My only other reasonably central option was the Clapham Grand, a nightclub and former cinema that was showing many of the games on its 40-square metre screen. The biggest in Europe, they reckon. But it was first come first served and they were throwing open their doors 45 minutes before the end of the Ecuador game. I knew I’d have to get there as early as I could, especially if the Trafalgar Square crowd had to be accommodated somewhere.

So I donned my England shirt on the Bakerloo Line (it’s funny, the words you never thought you’d write) and it felt strangely liberating. Just for the record, I really like England. I’ve got a lovely English wife, a very nice half-English dad from London; I think it’s one of the best countries in the world (after Canada, Costa Rica, Sweden and Italy – in no particular order – for the record); and, at the risk of sounding like a glory-hunter, they’ve currently got some of the best footballers in the world.

But I’m a Scotland fan, so England remain the most difficult national side for me to support. I know England fans will support Scotland, but we are no more than a minor nuisance to them. For a Scotland fan to support England is like an England fan supporting Germany.

And I’d frequently found being in pubs while England were playing a particularly uncomfortable experience. And I say that as a veteran of multiple uncomfortable football experiences.

But rules is rules, so I was supporting England. After giving up on a train at Waterloo that sat by the platform while they waited for a driver to turn up, I made it to the venue in time, but was alarmed to see they were searching bags. I had a Scotland shirt in mine for the shoot we were going to be doing at the Sweden game. Thankfully the bouncer either didn’t realise what it was or deemed us a negligible threat, because he didn’t mention it.

The cinema screen certainly looked like the biggest on which I’d ever watched football, and I made my way down to the Saturday Night Fever-style flashing dance floor by the glitter balls (and no, that’s not David Beckham’s latest nickname) at the front. The nightclub/former cinema did earn authenticity points for their pie stall however, and I can vouch that their produce wasn’t bad (if a little small for my taste).

There was a positive atmosphere as the game got underway and I was beginning to wonder what I’d been worried about. I was keeping my mouth shut in order to maintain my undercover status, but then I froze. I thought I’d been rumbled.

As one, the crowd suddenly started to bellow “Are you Scotland in disguise?” over and over again. I thought “Yes, I am, but how do you know? I have a relatively dark complexion for one born north of the border.” Then I realised they were, of course, directing their shouts not at me, but at the Trinbagonian players on the screen. They were intimating that they didn’t think they were very good.
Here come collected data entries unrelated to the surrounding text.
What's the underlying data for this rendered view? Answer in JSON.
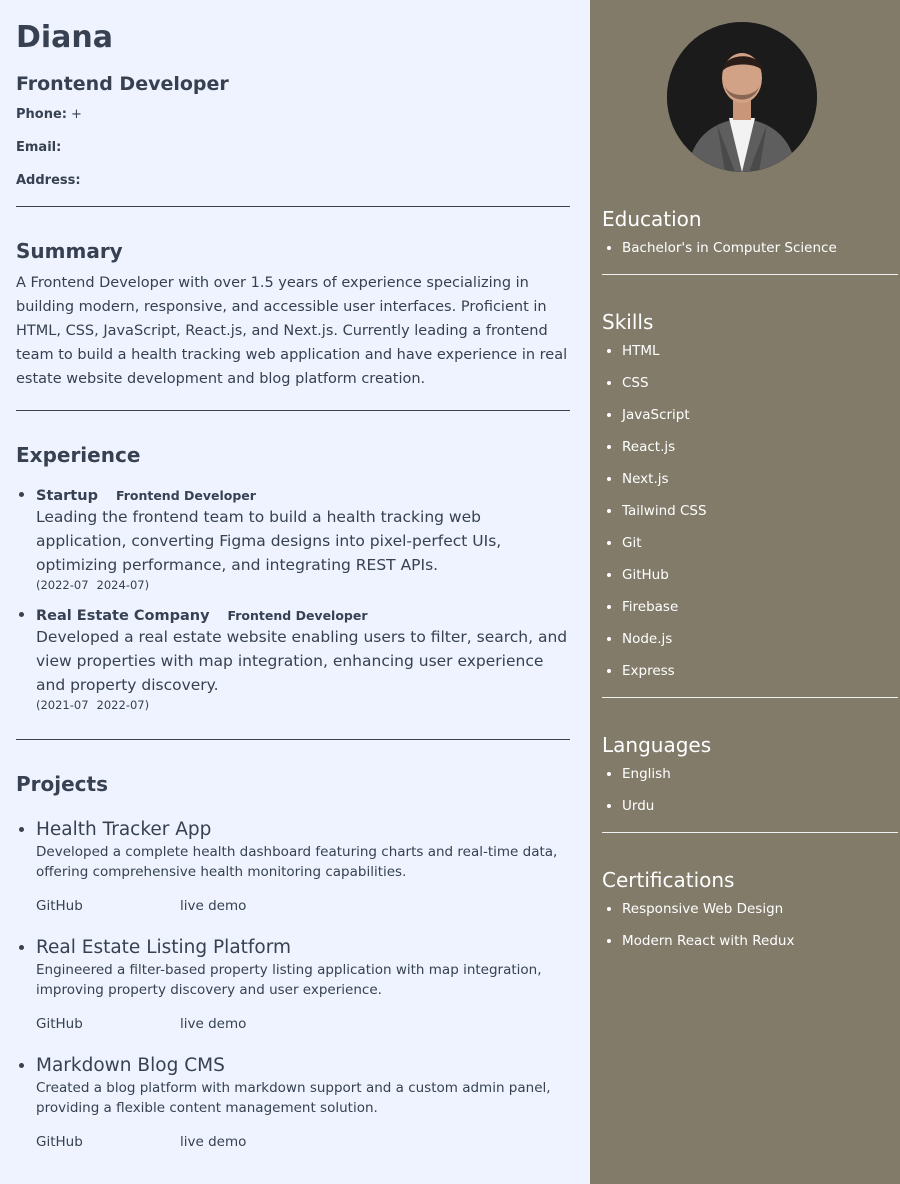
{
  "header": {
    "name": "Diana",
    "role": "Frontend Developer",
    "phone_label": "Phone:",
    "phone_value": "+",
    "email_label": "Email:",
    "address_label": "Address:"
  },
  "summary": {
    "title": "Summary",
    "text": "A Frontend Developer with over 1.5 years of experience specializing in building modern, responsive, and accessible user interfaces. Proficient in HTML, CSS, JavaScript, React.js, and Next.js. Currently leading a frontend team to build a health tracking web application and have experience in real estate website development and blog platform creation."
  },
  "experience": {
    "title": "Experience",
    "items": [
      {
        "company": "Startup",
        "position": "Frontend Developer",
        "description": "Leading the frontend team to build a health tracking web application, converting Figma designs into pixel-perfect UIs, optimizing performance, and integrating REST APIs.",
        "start": "(2022-07",
        "end": "2024-07)"
      },
      {
        "company": "Real Estate Company",
        "position": "Frontend Developer",
        "description": "Developed a real estate website enabling users to filter, search, and view properties with map integration, enhancing user experience and property discovery.",
        "start": "(2021-07",
        "end": "2022-07)"
      }
    ]
  },
  "projects": {
    "title": "Projects",
    "items": [
      {
        "title": "Health Tracker App",
        "description": "Developed a complete health dashboard featuring charts and real-time data, offering comprehensive health monitoring capabilities.",
        "github_label": "GitHub",
        "demo_label": "live demo"
      },
      {
        "title": "Real Estate Listing Platform",
        "description": "Engineered a filter-based property listing application with map integration, improving property discovery and user experience.",
        "github_label": "GitHub",
        "demo_label": "live demo"
      },
      {
        "title": "Markdown Blog CMS",
        "description": "Created a blog platform with markdown support and a custom admin panel, providing a flexible content management solution.",
        "github_label": "GitHub",
        "demo_label": "live demo"
      }
    ]
  },
  "sidebar": {
    "education": {
      "title": "Education",
      "items": [
        "Bachelor's in Computer Science"
      ]
    },
    "skills": {
      "title": "Skills",
      "items": [
        "HTML",
        "CSS",
        "JavaScript",
        "React.js",
        "Next.js",
        "Tailwind CSS",
        "Git",
        "GitHub",
        "Firebase",
        "Node.js",
        "Express"
      ]
    },
    "languages": {
      "title": "Languages",
      "items": [
        "English",
        "Urdu"
      ]
    },
    "certifications": {
      "title": "Certifications",
      "items": [
        "Responsive Web Design",
        "Modern React with Redux"
      ]
    }
  },
  "colors": {
    "main_bg": "#eef3ff",
    "sidebar_bg": "#827b6a",
    "text": "#374151"
  }
}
But it soon became clear that their accusations of Scotland-alikeness could just as easily be directed at their own team. England were failing abjectly to put Trinidad & Tobago under any real pressure. After just 21 minutes the Clapham crowd were loudly chanting for the introduction of Wayne Rooney.

And the atmosphere wasn’t improved by a Peter Crouch miss. Then on the stroke of half-time Stern John almost grabbed a shock goal, but John Terry brilliantly cleared it off the line, to huge cheers.

And the half-time atmosphere was helped by Three Lions, Vindaloo and, perhaps prophetically, The Great Escape on the disco sound system, accompanied by a good old cockney sing-along.

But frustration was building as the game wore on, Crouch missed again, and the dreaded 0-0 looked more and more likely. So when Rooney and – more significantly as it turned out – Aaron Lennon came on, the crowd were sparked back into life.

And so were England. Their new shape gave them the cutting edge they’d been missing and big Crouchy eventually atoned for his earlier misses, his opening goal sparking a relieved outburst of celebration in the crowd, resulting in a beer-over-balcony spillage situation.

And then Steven Gerrard wrapped up the points and the crowd went wild, knowing they’d made a great escape, and confirmed their place in the second round.

Once again, however, I had my own escape to make. I had some Swedes to meet.